According to my sources, the Church with No Name, “The Truth,” has no creed or formal confessional statement; beliefs are handed down through teaching authorities orally and sometimes in circular newsletters. There is no central authority or headquarters. (But according to relatives who knew my uncle and his family well, when they traveled they always knew very specifically where the nearest house church was and who led it and when members traveled to their area they knew to attend the house church that met in their home.)

Also according to my sources the denomination generally does not teach the triunity of God but does consider Jesus Christ the only savior. He is not considered “God” but more than a mere man. The group baptizes believers by immersion and considers itself the only true church of Jesus Christ. Other “churches” are generally considered false churches. In order to be a true Christian one needs to join this group. Yet, according to a recent source, who grew up in the Church with No Name, these attitudes and opinions are loosening somewhat.

When I was growing up, observing my uncle, aunt and cousins, I noticed they did not have a television in their home and did not watch television anywhere. My cousins knew little to nothing about television. My aunt did not cut her hair and wore extremely modest clothing. (My uncle is now deceased but my wife and I visited my aunt about ten years ago when we found ourselves in the city where she lived. My dear aunt expressed strong disapproval of my wife wearing pants!) My cousins did not attend movies or listen to secular music—at least when they lived at home. But all that was very much like our own 1950s Pentecostal lifestyle! We rarely watched television and, when we had a television, it was normally turned off. We never went to movies in movie theaters (only “Christian films” shown in church meetings or Youth for Christ events) and my stepmother didn’t wear pants until the 1970s! When I was a child in the 1950s Pentecostal women did not wear pants or make up or jewelry.

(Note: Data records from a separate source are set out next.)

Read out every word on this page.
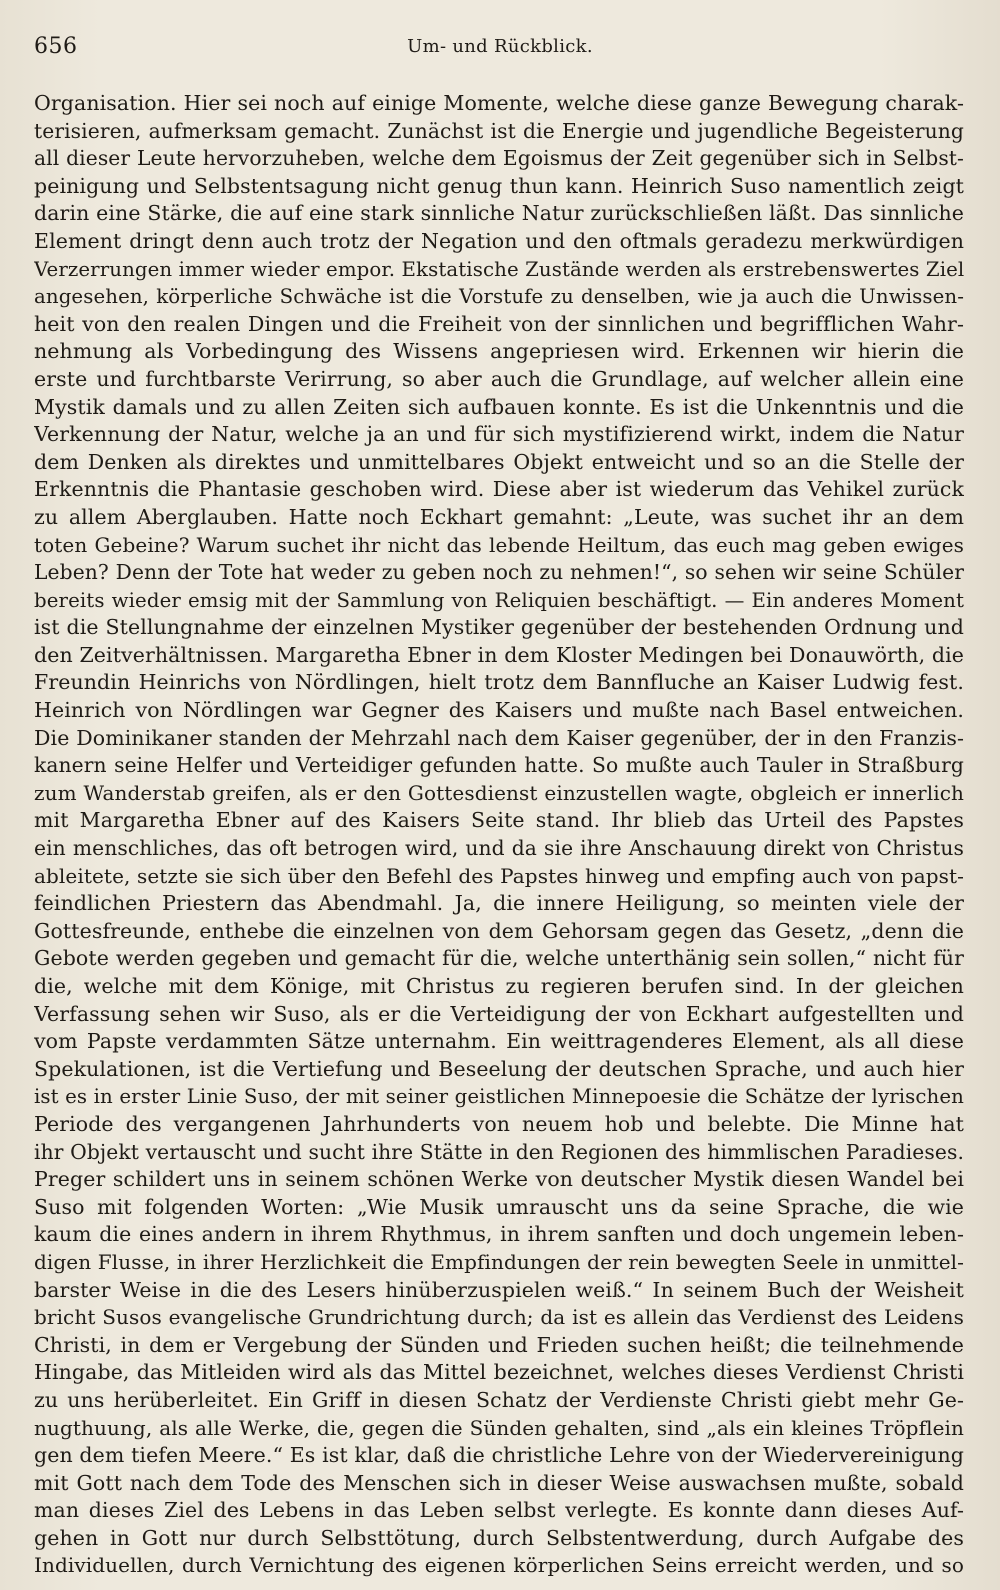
656	Um- und Rückblick.
Organisation. Hier sei noch auf einige Momente, welche diese ganze Bewegung charak-
terisieren, aufmerksam gemacht. Zunächst ist die Energie und jugendliche Begeisterung
all dieser Leute hervorzuheben, welche dem Egoismus der Zeit gegenüber sich in Selbst-
peinigung und Selbstentsagung nicht genug thun kann. Heinrich Suso namentlich zeigt
darin eine Stärke, die auf eine stark sinnliche Natur zurückschließen läßt. Das sinnliche
Element dringt denn auch trotz der Negation und den oftmals geradezu merkwürdigen
Verzerrungen immer wieder empor. Ekstatische Zustände werden als erstrebenswertes Ziel
angesehen, körperliche Schwäche ist die Vorstufe zu denselben, wie ja auch die Unwissen-
heit von den realen Dingen und die Freiheit von der sinnlichen und begrifflichen Wahr-
nehmung als Vorbedingung des Wissens angepriesen wird. Erkennen wir hierin die
erste und furchtbarste Verirrung, so aber auch die Grundlage, auf welcher allein eine
Mystik damals und zu allen Zeiten sich aufbauen konnte. Es ist die Unkenntnis und die
Verkennung der Natur, welche ja an und für sich mystifizierend wirkt, indem die Natur
dem Denken als direktes und unmittelbares Objekt entweicht und so an die Stelle der
Erkenntnis die Phantasie geschoben wird. Diese aber ist wiederum das Vehikel zurück
zu allem Aberglauben. Hatte noch Eckhart gemahnt: „Leute, was suchet ihr an dem
toten Gebeine? Warum suchet ihr nicht das lebende Heiltum, das euch mag geben ewiges
Leben? Denn der Tote hat weder zu geben noch zu nehmen!“, so sehen wir seine Schüler
bereits wieder emsig mit der Sammlung von Reliquien beschäftigt. — Ein anderes Moment
ist die Stellungnahme der einzelnen Mystiker gegenüber der bestehenden Ordnung und
den Zeitverhältnissen. Margaretha Ebner in dem Kloster Medingen bei Donauwörth, die
Freundin Heinrichs von Nördlingen, hielt trotz dem Bannfluche an Kaiser Ludwig fest.
Heinrich von Nördlingen war Gegner des Kaisers und mußte nach Basel entweichen.
Die Dominikaner standen der Mehrzahl nach dem Kaiser gegenüber, der in den Franzis-
kanern seine Helfer und Verteidiger gefunden hatte. So mußte auch Tauler in Straßburg
zum Wanderstab greifen, als er den Gottesdienst einzustellen wagte, obgleich er innerlich
mit Margaretha Ebner auf des Kaisers Seite stand. Ihr blieb das Urteil des Papstes
ein menschliches, das oft betrogen wird, und da sie ihre Anschauung direkt von Christus
ableitete, setzte sie sich über den Befehl des Papstes hinweg und empfing auch von papst-
feindlichen Priestern das Abendmahl. Ja, die innere Heiligung, so meinten viele der
Gottesfreunde, enthebe die einzelnen von dem Gehorsam gegen das Gesetz, „denn die
Gebote werden gegeben und gemacht für die, welche unterthänig sein sollen,“ nicht für
die, welche mit dem Könige, mit Christus zu regieren berufen sind. In der gleichen
Verfassung sehen wir Suso, als er die Verteidigung der von Eckhart aufgestellten und
vom Papste verdammten Sätze unternahm. Ein weittragenderes Element, als all diese
Spekulationen, ist die Vertiefung und Beseelung der deutschen Sprache, und auch hier
ist es in erster Linie Suso, der mit seiner geistlichen Minnepoesie die Schätze der lyrischen
Periode des vergangenen Jahrhunderts von neuem hob und belebte. Die Minne hat
ihr Objekt vertauscht und sucht ihre Stätte in den Regionen des himmlischen Paradieses.
Preger schildert uns in seinem schönen Werke von deutscher Mystik diesen Wandel bei
Suso mit folgenden Worten: „Wie Musik umrauscht uns da seine Sprache, die wie
kaum die eines andern in ihrem Rhythmus, in ihrem sanften und doch ungemein leben-
digen Flusse, in ihrer Herzlichkeit die Empfindungen der rein bewegten Seele in unmittel-
barster Weise in die des Lesers hinüberzuspielen weiß.“ In seinem Buch der Weisheit
bricht Susos evangelische Grundrichtung durch; da ist es allein das Verdienst des Leidens
Christi, in dem er Vergebung der Sünden und Frieden suchen heißt; die teilnehmende
Hingabe, das Mitleiden wird als das Mittel bezeichnet, welches dieses Verdienst Christi
zu uns herüberleitet. Ein Griff in diesen Schatz der Verdienste Christi giebt mehr Ge-
nugthuung, als alle Werke, die, gegen die Sünden gehalten, sind „als ein kleines Tröpflein
gen dem tiefen Meere.“ Es ist klar, daß die christliche Lehre von der Wiedervereinigung
mit Gott nach dem Tode des Menschen sich in dieser Weise auswachsen mußte, sobald
man dieses Ziel des Lebens in das Leben selbst verlegte. Es konnte dann dieses Auf-
gehen in Gott nur durch Selbsttötung, durch Selbstentwerdung, durch Aufgabe des
Individuellen, durch Vernichtung des eigenen körperlichen Seins erreicht werden, und so
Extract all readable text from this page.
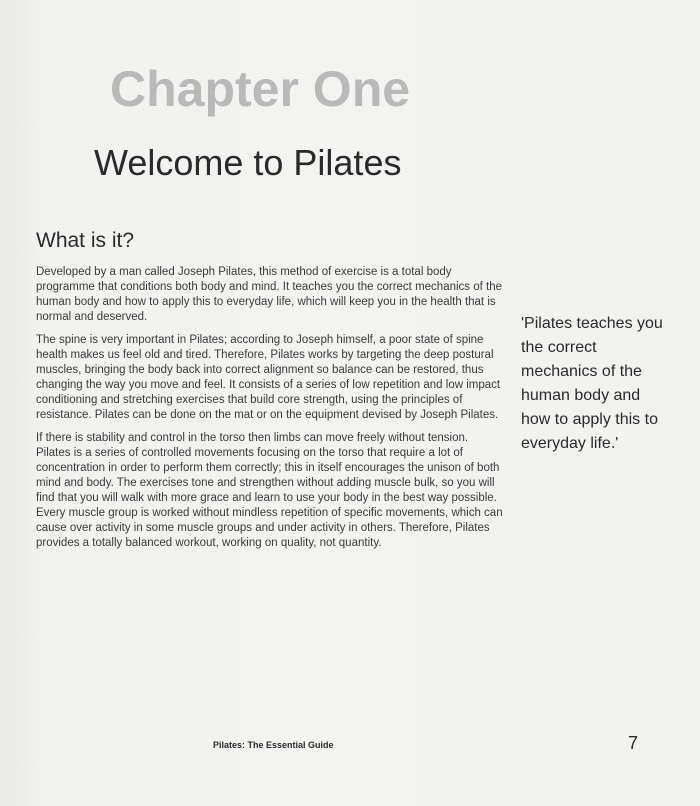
Chapter One
Welcome to Pilates
What is it?

Developed by a man called Joseph Pilates, this method of exercise is a total body programme that conditions both body and mind. It teaches you the correct mechanics of the human body and how to apply this to everyday life, which will keep you in the health that is normal and deserved.

The spine is very important in Pilates; according to Joseph himself, a poor state of spine health makes us feel old and tired. Therefore, Pilates works by targeting the deep postural muscles, bringing the body back into correct alignment so balance can be restored, thus changing the way you move and feel. It consists of a series of low repetition and low impact conditioning and stretching exercises that build core strength, using the principles of resistance. Pilates can be done on the mat or on the equipment devised by Joseph Pilates.

If there is stability and control in the torso then limbs can move freely without tension. Pilates is a series of controlled movements focusing on the torso that require a lot of concentration in order to perform them correctly; this in itself encourages the unison of both mind and body. The exercises tone and strengthen without adding muscle bulk, so you will find that you will walk with more grace and learn to use your body in the best way possible. Every muscle group is worked without mindless repetition of specific movements, which can cause over activity in some muscle groups and under activity in others. Therefore, Pilates provides a totally balanced workout, working on quality, not quantity.

'Pilates teaches you the correct mechanics of the human body and how to apply this to everyday life.'
Pilates: The Essential Guide	7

Pentecostal men did not wear long hair or facial hair to say nothing of ear rings or short pants! Pentecostal boys and girls did not swim together—“mixed bathing” was a sin! And we considered the vast majority of other churches little more than religious clubs. All that is to say—the lifestyle of so-called Two By Twos was not that different from our Pentecostal lifestyle. My sources inform me that, too, is gradually changing.

According to my sources, house churches of this denomination exist in virtually every city of any size in the United States and Canada. But you will not find them by looking in any phone book or listings of “Churches” on the web or elsewhere. The only public sign of their existence would be an advertisement for a “Gospel Meeting” to be held in some rented space.